The opening one-two of the title track could even be thought of as refreshing despite its familiar radio rock vibes. Maybe these guys aren’t reinventing the wheel- especially with the mid-tempo ‘Delivery’, which arrives straight after – but the tightness and catchiness of these songs, ‘Criminal Energy’ in particular, certainly makes up for it. The move towards straight-up rock – frontman Jim Adkins has cited classic rock bands such as Van Halen as an influence – suits these guys well.
What remains familiar, nevertheless, is the lyrical content. On ‘Surviving’, Adkins’ gentle encouragement to the listener to feel confident, even if ‘you’re still that lost kid’, has distant echoes of what made their 2001 breakout single ‘The Middle’ so endearing; both tracks uplift and inspire you to carry on. “You give yourself the right chance over time,” he continues on mid-album highlight ‘Diamond’: “don’t let them tell you something different”. There’s something comforting and personal about these lyrics, along with Adkins’ earnestness in delivering them – it’s yet another reminder of the band’s unique character as a hero for the outcasts.

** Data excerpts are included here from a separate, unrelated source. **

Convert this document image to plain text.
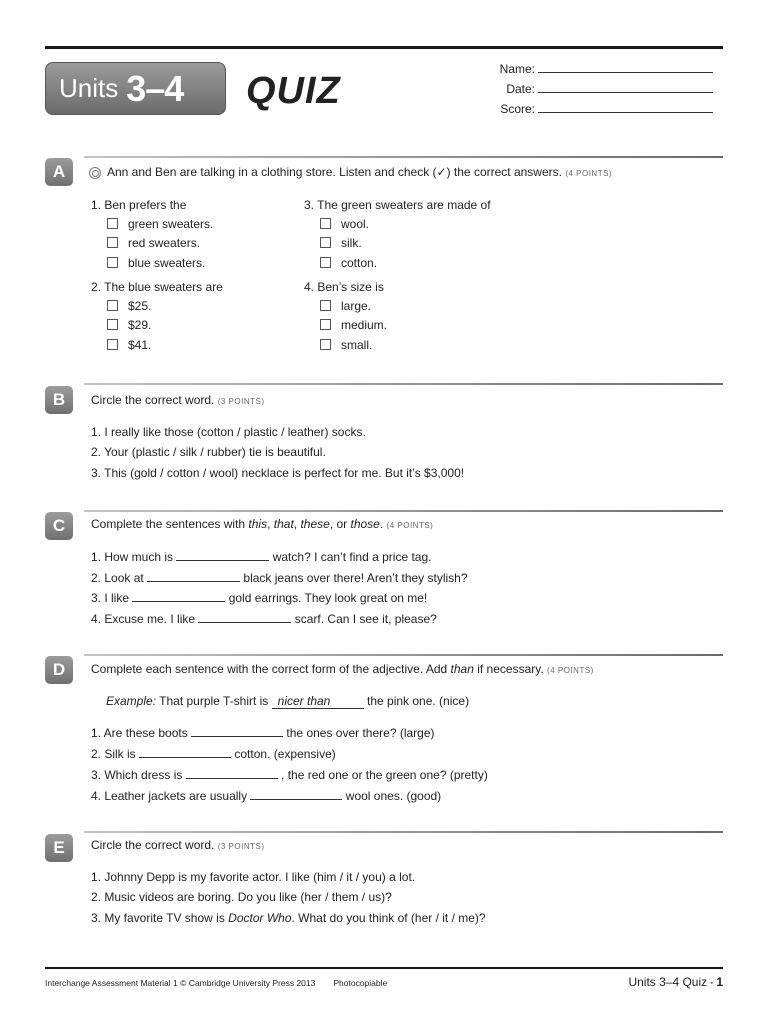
Units 3–4 QUIZ
Name:
Date:
Score:
A	Ann and Ben are talking in a clothing store. Listen and check (✓) the correct answers. (4 POINTS)
1. Ben prefers the
green sweaters.
red sweaters.
blue sweaters.
2. The blue sweaters are
$25.
$29.
$41.
3. The green sweaters are made of
wool.
silk.
cotton.
4. Ben’s size is
large.
medium.
small.
B	Circle the correct word. (3 POINTS)
1. I really like those (cotton / plastic / leather) socks.
2. Your (plastic / silk / rubber) tie is beautiful.
3. This (gold / cotton / wool) necklace is perfect for me. But it’s $3,000!
C	Complete the sentences with this, that, these, or those. (4 POINTS)
1. How much is	watch? I can’t find a price tag.
2. Look at	black jeans over there! Aren’t they stylish?
3. I like	gold earrings. They look great on me!
4. Excuse me. I like	scarf. Can I see it, please?
D	Complete each sentence with the correct form of the adjective. Add than if necessary. (4 POINTS)
Example: That purple T-shirt is nicer than	the pink one. (nice)
1. Are these boots	the ones over there? (large)
2. Silk is	cotton. (expensive)
3. Which dress is	, the red one or the green one? (pretty)
4. Leather jackets are usually	wool ones. (good)
E	Circle the correct word. (3 POINTS)
1. Johnny Depp is my favorite actor. I like (him / it / you) a lot.
2. Music videos are boring. Do you like (her / them / us)?
3. My favorite TV show is Doctor Who. What do you think of (her / it / me)?
Interchange Assessment Material 1 © Cambridge University Press 2013 Photocopiable	Units 3–4 Quiz ▪ 1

‘There’s something comforting and personal about these lyrics’
This record doesn’t come without surprises though. Just before the halfway point, early single ‘555’ comes in with a radically different alt-pop sheen – complete with handclaps and moody synths to boot. Perhaps this is a song that could polarize its listeners: some may praise it for its experimentation, acting as a welcome break from the rest of the album’s similar-sounding tracks (such as ‘Love Never’ and ‘All The Way, Stay’).
However, looking around at the current musical landscape, it feels that the alt-pop track- perhaps made in an attempt at being provocative and smashing fragile genre boundaries- is becoming a trend for artists to conform to. Some may wonder how authentic and even how necessary a diversion into alt-pop now is if it has only become a box for bands to tick. If we look at the album for the sum of its parts, ‘555’ doesn’t feel cohesive with the other tracks; potentially leaving a bitter taste in the mouth of listener’s rather than acting as a palette cleanser.
The back end of Surviving builds on the formula of what came before it, yet manages to make it sound even bigger – creating some of the album’s strongest moments. Whilst ‘Diamond’ is a fine example of an introduction for this phase of the album, perhaps the best may be saved for last. The slow-burning Royal Blood-inspired ‘Congratulations’ rolls in as the record’s last track, building to a cinematic burst of bombastic stadium rock in a six-minute long finale. It is a fitting conclusion to what will certainly satiate the appetites of Jimmy Eat World’s loyal fans- most having waited three years for new music after 2016’s Integrity Blues.
As far as a solid, straight-up rock record for modern times goes, you could definitely be doing a whole lot worse. Despite the challenges of the current musical landscape, the band have persevered. Welcome back, Jimmy Eat World. It’s great to have you again.